It’s not very apparent how to run the tests in the keyutils repo ( kernel/git/dhowells/keyutils.git - Key management utilities), especially if you don’t work on kernel areas like keyrings and watch queue.

Running tests does require some kernel preparation. Searching on internet fetches you limited information. So I looked further what would cause some failures by looking at the test code.

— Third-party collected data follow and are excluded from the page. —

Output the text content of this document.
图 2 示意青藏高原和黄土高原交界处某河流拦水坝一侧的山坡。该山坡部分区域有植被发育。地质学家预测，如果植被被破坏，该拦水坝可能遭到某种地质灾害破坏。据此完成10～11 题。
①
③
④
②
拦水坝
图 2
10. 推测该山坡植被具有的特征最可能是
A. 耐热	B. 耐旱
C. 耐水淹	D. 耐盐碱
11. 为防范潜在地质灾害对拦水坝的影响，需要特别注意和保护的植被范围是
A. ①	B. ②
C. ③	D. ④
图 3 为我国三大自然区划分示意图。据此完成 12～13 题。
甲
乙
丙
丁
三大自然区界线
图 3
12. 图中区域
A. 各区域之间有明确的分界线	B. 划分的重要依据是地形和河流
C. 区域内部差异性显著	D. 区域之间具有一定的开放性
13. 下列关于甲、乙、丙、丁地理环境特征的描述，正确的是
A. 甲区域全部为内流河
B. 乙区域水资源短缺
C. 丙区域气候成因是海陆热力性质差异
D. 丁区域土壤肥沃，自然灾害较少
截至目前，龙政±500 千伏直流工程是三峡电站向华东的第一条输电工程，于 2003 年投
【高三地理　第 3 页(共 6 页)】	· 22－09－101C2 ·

I was able to run all the test using the following config options enabled (you can paste in a file and then use the merge_config script, see my previous post):

CONFIG_KEYS=y
CONFIG_TMPFS=y
CONFIG_CRYPTO_LIB_CHACHA20POLY1305=y
CONFIG_BIG_KEYS=y

CONFIG_TRUSTED_KEYS=y
CONFIG_SYSTEM_TRUSTED_KEYRING=y
CONFIG_SECONDARY_TRUSTED_KEYRING=y
CONFIG_SYSTEM_BLACKLIST_KEYRING=y

CONFIG_SYSTEM_TRUSTED_KEYS="key.pem"

CONFIG_CRYPTO_DH=y
CONFIG_KEY_DH_OPERATIONS=y

CONFIG_INTEGRITY=y
CONFIG_INTEGRITY_SIGNATURE=y
CONFIG_INTEGRITY_ASYMMETRIC_KEYS=y
CONFIG_INTEGRITY_TRUSTED_KEYRING=y

Note that we specify a key named key.pem to CONFIG_SYSTEM_TRUSTED_KEYS, which causes the key to be added in the trusted keyring during compile time.

We can generate a dummy key for tests using the following command:

$ openssl req -x509 -newkey rsa:4096 -out key.pem -sha256 -nodes -subj "/CN=."

Now build the kernel and boot into it using QEMU.

Install the keyutils packages (on Debian) as follows:

$ sudo apt install keyutils libkeyutils*

Clone the keyutils repo:

$ git clone https://kernel.googlesource.com/pub/scm/linux/kernel/git/dhowells/keyutils.git
$ cd keyutils

Now run tests using make:

$ make test

Now all tests in the tests/ directory will run.